If relations with the North were now to be so "frank and cordial," there was, indeed, little remaining hope possible to English friends of the South. Bright wrote to Sumner: "Neutrality is agreed upon by all, and I hope a more fair and friendly neutrality than we have seen during the past two years[1122]." George Thompson, at Exeter Hall, lauding Henry Ward Beecher for his speech there, commented on the many crowded open public meetings in favour of the North as compared with the two pro-Southern ones in London, slimly and privately attended[1123]. Jefferson Davis, in addressing the Confederate Congress, December 7, was bitter upon the "unfair and deceptive conduct" of England[1124]. Adams, by mid-December, 1863, was sure that previous British confidence in the ultimate success of the South was rapidly declining[1125].

Such utterances, if well founded, might well have portended the cessation of further Southern effort in England. That a renewal of activity soon occurred was due largely to a sudden shift in the military situation in America and to the realization that the heretofore largely negative support given to the Southern cause must be replaced by organized and persistent effort. Grant's victorious progress in the West had been checked by the disaster to Rosencrans at Chicamauga, September 18, and Grant's army forced to retrace its steps to recover Chattanooga. It was not until November 24 that the South was compelled to release its grip upon that city. Meanwhile in the East, Lee, fallen back to his old lines before Richmond, presented a still impregnable front to Northern advance. No sudden collapse, such as had been expected, followed the Southern defeats at Vicksburg and Gettysburg. Again the contest presented the appearance of a drawn battle. Small wonder then that McHenry, confident in his statistics, should now declare that at last cotton was to become in truth King[1126], and count much upon the effect of the arguments advanced in his recently published book[1127]. Small wonder that Southern friends should hurry the organization of the "Southern Independence Association." Seeking a specific point of attack and again hoping for Tory support they first fixed their attention on the new trial of the Alexandra, on appeal from the decision by the Chief Baron of the Court of Exchequer. On December 4, Lindsay wrote to Mason that he had daily been "journeying to town" with the "old Chief Baron" and was confident the Government would again be defeated--in which case it would be very open to attack for the seizure of the Rams also. Nevertheless he was emphatic in his caution to Mason not to place too high a hope on any change in Government policy or on any expectation that the Tories would replace Palmerston[1128].

FOOTNOTES:

[1041] Trollope, North America, I, p. 124.

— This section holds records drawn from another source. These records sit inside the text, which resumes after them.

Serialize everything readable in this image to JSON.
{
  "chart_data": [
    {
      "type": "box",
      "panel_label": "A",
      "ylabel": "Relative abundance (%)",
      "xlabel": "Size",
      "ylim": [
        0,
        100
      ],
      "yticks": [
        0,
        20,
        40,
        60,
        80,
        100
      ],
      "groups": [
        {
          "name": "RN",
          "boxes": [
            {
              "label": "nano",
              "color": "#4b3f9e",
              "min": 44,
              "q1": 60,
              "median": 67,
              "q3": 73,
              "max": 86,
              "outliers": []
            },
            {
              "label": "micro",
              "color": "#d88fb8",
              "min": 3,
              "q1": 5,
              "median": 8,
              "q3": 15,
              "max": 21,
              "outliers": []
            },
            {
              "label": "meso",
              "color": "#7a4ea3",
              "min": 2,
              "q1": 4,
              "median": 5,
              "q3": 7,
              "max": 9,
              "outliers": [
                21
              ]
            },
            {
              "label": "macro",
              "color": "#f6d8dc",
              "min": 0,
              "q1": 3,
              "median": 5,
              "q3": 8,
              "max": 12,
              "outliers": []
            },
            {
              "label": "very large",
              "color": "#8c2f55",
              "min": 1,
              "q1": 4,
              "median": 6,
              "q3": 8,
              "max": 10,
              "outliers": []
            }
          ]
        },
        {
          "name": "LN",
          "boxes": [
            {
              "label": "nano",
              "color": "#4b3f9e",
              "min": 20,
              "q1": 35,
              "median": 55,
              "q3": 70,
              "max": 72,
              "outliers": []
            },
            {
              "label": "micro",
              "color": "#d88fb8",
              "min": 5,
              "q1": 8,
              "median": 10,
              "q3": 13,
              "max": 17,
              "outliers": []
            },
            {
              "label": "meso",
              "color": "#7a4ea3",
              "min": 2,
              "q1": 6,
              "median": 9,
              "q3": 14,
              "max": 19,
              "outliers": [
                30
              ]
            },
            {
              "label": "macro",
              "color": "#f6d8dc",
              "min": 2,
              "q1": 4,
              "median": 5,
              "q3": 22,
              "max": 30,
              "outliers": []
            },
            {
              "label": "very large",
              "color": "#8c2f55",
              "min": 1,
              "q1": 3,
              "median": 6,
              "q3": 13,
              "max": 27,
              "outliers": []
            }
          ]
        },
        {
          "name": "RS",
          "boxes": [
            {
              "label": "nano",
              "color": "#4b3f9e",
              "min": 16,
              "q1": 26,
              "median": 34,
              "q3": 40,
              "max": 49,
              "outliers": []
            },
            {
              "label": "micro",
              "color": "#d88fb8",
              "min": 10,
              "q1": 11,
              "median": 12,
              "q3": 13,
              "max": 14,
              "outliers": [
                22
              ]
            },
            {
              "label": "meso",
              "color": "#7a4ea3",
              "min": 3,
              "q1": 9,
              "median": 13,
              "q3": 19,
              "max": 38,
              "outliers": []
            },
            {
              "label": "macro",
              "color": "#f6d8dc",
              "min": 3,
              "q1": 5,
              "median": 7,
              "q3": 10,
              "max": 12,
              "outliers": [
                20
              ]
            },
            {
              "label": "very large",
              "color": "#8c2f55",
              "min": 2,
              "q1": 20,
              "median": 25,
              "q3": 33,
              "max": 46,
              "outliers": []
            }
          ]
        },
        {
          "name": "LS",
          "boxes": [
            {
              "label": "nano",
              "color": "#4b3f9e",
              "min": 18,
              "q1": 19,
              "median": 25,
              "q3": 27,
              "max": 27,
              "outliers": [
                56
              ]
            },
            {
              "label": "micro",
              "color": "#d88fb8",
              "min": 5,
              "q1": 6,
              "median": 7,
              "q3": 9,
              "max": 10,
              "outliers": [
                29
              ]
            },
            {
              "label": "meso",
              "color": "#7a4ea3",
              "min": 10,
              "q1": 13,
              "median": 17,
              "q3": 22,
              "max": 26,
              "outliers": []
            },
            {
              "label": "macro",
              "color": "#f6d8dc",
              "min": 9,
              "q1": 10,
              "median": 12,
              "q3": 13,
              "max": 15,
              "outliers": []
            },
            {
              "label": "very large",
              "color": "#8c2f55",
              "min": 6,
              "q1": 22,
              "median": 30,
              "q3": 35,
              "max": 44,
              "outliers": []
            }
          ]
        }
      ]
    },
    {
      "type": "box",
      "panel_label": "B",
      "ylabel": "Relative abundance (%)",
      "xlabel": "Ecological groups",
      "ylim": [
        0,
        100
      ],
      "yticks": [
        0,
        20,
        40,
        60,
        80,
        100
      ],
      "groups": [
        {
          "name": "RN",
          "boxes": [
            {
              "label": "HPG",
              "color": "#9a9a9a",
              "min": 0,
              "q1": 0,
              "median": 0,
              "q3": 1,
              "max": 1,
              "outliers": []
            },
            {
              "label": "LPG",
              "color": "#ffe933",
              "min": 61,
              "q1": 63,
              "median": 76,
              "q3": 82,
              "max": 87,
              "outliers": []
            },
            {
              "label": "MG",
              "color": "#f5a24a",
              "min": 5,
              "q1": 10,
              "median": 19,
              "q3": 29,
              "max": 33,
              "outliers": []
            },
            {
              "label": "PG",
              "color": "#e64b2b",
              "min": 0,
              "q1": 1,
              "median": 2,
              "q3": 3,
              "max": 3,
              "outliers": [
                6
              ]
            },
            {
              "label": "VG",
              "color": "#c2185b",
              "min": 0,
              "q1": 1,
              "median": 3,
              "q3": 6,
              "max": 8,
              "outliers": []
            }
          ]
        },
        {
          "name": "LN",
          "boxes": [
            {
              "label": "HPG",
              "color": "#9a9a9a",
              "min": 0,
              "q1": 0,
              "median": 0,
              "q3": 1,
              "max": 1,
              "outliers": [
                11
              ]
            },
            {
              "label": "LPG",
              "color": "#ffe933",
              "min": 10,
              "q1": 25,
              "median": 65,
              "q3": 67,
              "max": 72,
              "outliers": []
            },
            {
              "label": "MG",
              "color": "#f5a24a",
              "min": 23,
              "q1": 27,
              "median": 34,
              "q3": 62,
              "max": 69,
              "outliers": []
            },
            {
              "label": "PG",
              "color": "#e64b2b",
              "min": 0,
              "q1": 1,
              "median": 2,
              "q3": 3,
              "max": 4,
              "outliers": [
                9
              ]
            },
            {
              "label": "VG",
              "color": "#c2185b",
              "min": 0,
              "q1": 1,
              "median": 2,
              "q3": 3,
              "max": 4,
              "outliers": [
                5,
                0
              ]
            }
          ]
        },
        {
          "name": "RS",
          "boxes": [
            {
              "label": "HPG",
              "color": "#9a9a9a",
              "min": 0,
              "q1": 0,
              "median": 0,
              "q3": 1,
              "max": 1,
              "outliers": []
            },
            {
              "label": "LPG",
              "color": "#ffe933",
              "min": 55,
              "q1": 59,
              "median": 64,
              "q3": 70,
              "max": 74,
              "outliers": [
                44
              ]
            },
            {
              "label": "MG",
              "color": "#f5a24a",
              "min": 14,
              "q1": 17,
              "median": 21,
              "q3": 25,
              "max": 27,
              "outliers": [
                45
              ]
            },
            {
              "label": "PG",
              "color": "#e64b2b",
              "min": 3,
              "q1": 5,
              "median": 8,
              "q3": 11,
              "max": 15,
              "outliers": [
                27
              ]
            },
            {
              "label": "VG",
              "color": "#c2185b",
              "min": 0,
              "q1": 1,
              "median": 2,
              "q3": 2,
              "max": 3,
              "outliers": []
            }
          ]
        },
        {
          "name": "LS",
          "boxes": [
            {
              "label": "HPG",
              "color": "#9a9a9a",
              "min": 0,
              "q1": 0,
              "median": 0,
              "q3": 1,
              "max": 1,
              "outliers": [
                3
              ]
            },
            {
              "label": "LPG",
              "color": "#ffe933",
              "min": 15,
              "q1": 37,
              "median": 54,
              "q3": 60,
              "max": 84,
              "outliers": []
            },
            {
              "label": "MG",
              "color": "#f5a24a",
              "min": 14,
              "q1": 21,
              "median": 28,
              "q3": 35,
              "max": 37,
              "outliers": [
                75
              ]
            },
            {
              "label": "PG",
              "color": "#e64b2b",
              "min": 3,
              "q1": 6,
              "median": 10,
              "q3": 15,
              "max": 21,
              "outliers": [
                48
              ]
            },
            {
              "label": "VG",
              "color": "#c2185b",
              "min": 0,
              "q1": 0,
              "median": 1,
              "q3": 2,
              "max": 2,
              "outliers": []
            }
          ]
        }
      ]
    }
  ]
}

[1042] Mason Papers. Spence to Mason, Jan. 3, 1863. Liverpool.

[1043] The Index, Jan. 29, 1863, p. 217. The active agent in control of the Index was Henry Hotze, who, in addition to managing this journal, used secret service funds of the Confederacy to secure the support of writers in the London press. He was in close touch with all the Southern agents sent to Europe at various times, but appears never to have been fully trusted by either Mason or Slidell. In 1912-13 I made notes from various materials originating with Hotze, these being then in the possession of Mr. Charles Francis Adams. These materials were (1) a letter and cash book marked "C.S.A. Commercial Agency, London"; (2) a copy despatch book, January 6, 1862, to December 31, 1864; (3) a copy letter-book of drafts of "private" letters, May 28, 1864, to June 16, 1865. All these materials were secured by Mr. Adams from Professor J.F. Jameson, who had received them from Henry Vignaud. Since Mr. Adams' death in 1915 no trace of these Hotze materials has been found. My references, then, to "Hotze Papers," must rest on my notes, and transcripts of many letters, taken in 1912-13. Describing his activities to Benjamin, Hotze stated that in addition to maintaining the Index, he furnished news items and editorials to various London papers, had seven paid writers on these papers, and was a pretty constant distributor of "boxes of cigars imported from Havana ... American whiskey and other articles." He added: "It is, of course, out of the question to give vouchers." (Hotze Papers MS. Letter Book. Hotze to Benjamin, No. 19, March 14, 1863.) In Hotze's cash book one of his regular payees was Percy Gregg who afterwards wrote a history of the Confederacy. Hotze complained that he could get no "paid writer" on the Times.

[1044] See ante, Ch. XI.

[1045] Lyons Papers, Feb. 14, 1863.

[1046] Mason Papers, March 18, 1863.

[1047] Pickett Papers. Slidell to Benjamin, No. 34, May 3, 1863. This despatch is omitted by Richardson.